Figure 1: Performance (avg. accuracy across each depth for PL & FOL) of various LLMs on Multi-LogiEval.

  • GPT-4 (Blue Diamonds): It is the most robust, starting near 98% accuracy at Depth-1. However, even GPT-4 dips significantly as complexity increases, hovering around 65-70% at deeper levels.
  • Orca-2-13B (Purple Stars): This model illustrates the struggle of smaller, open-source models. It starts strong but crashes to near 10% accuracy at Depth-5—which is far worse than random guessing.
  • The “Depth Effect”: The steep decline proves that models struggle to maintain a coherent “thread” of truth over multiple steps. An error in step 2 propagates to step 3, 4, and 5, compounding the failure.

The Numerical Breakdown

For a granular look at the accuracy, we can examine the specific numbers across logic types.

Table 6: Evaluation of LLMs in terms of accuracy on Multi-LogiEval.

A few key takeaways from this table:

  1. Classical Logic is Hard: In First-Order Logic (FOL), open-source models like Orca and Yi-34B drop to single-digit or low double-digit accuracy at Depth-5.
  2. Random Baseline: Since this is a Yes/No task, a random guesser would achieve roughly 50% accuracy (depending on class balance). The researchers calculated a weighted random baseline: Equation for random baseline The calculated random baseline for Depth-5 is roughly 83.33% (due to the distribution of Yes/No answers). As seen in Table 6, every single model underperformed the random baseline at Depth-5 on average. This suggests that for highly complex logic, current LLMs might be “hallucinating” logic rather than reasoning.

The Non-Monotonic Surprise

You might notice in Table 6 that for Non-Monotonic (NM) logic, performance actually increases or stays stable as depth increases for some models. This seems counter-intuitive.

The researchers explain that constructing deep NM chains is difficult. To achieve Depth-5 in NM, they combined one Non-Monotonic rule with several standard Propositional Logic rules. As the depth increased, the ratio of “standard” logic to “fuzzy” NM logic shifted. The addition of standard logical rules helped ground the models, improving their performance compared to the pure, confusing ambiguity of shallow NM problems.

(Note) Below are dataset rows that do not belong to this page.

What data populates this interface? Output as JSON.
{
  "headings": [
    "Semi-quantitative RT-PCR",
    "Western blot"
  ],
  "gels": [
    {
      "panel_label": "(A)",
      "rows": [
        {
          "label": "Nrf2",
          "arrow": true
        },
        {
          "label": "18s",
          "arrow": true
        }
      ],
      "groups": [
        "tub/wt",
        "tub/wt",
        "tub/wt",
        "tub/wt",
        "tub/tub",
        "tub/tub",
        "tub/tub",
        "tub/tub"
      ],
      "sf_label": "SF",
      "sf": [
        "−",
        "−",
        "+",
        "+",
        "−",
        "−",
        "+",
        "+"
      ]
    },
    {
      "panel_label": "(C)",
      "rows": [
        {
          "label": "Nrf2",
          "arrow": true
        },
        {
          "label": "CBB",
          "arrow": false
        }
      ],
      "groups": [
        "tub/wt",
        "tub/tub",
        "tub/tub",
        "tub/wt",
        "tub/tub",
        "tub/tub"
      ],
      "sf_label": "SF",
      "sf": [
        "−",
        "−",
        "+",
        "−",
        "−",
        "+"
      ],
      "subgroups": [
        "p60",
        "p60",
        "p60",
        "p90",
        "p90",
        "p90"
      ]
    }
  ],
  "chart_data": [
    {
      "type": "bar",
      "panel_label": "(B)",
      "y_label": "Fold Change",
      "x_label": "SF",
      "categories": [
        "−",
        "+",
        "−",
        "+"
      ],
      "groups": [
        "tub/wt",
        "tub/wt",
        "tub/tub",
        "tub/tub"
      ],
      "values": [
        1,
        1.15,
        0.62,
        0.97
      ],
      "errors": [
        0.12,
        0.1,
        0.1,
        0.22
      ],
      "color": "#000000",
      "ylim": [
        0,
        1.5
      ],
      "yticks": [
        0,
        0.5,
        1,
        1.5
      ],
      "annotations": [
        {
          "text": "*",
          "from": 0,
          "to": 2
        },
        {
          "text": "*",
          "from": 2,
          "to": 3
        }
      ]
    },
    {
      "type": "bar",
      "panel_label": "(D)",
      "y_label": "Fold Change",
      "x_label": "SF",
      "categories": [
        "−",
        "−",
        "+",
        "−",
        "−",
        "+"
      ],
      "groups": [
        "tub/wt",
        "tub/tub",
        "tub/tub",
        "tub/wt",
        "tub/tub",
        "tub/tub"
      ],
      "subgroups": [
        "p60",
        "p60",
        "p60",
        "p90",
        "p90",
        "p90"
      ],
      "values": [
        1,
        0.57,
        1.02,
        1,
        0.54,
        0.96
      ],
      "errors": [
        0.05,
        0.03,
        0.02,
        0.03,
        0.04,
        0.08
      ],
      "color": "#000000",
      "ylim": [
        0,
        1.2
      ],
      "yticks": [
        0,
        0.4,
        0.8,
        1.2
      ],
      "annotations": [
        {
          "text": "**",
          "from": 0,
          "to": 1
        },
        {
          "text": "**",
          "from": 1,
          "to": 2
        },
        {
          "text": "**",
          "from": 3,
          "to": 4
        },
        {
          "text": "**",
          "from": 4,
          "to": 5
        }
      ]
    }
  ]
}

Qualitative Analysis: Why Do They Fail?

The researchers didn’t just look at the scores; they analyzed the “reasoning chains” the models generated.

  1. Mapping Failures: At Depth-1, models often failed to map the natural language back to the logical rule. For example, failing to realize that “John is not at home” satisfies the \(\neg P\) condition.
  2. Context Length vs. Information: Surprisingly, models performed slightly better at Depth-3 than Depth-2 in some cases. The researchers hypothesize that the slightly longer context provided more “connective tissue” for the models to latch onto.
  3. The Verbosity Trap: ChatGPT (as opposed to GPT-4) tended to generate much longer reasoning chains at Depth-5. However, length did not correlate with accuracy. The model would often talk itself into a circle or lose the plot entirely, highlighting that verbosity is not the same as logic.
  4. Open Source Size: Interestingly, the smaller Mistral-7B often outperformed the larger Orca-13B and Yi-34B at higher depths. This suggests that model architecture and training quality (specifically reasoning-focused training) matter more than raw parameter count when it comes to logic.

Conclusion and Implications

Multi-LogiEval serves as a reality check for the AI industry. While we celebrate LLMs for their linguistic prowess, their logical core remains brittle. The sharp drop in performance as reasoning depth increases indicates that these models mimic reasoning steps rather than executing a robust logical algorithm.

For students and researchers, this paper highlights crucial future directions:

  • Neuro-Symbolic AI: The failure of pure LLMs suggests we might need to combine neural networks with traditional symbolic solvers (like Prover9) to handle heavy logic, rather than relying on the LLM to do it all in-context.
  • Better Training Data: We need more datasets like Multi-LogiEval included in pre-training to teach models how to reason, not just what the answer looks like.

As we move toward AGI, benchmarks like Multi-LogiEval will be essential. They remind us that true intelligence isn’t just about knowing the answer—it’s about the validity of the path you took to get there.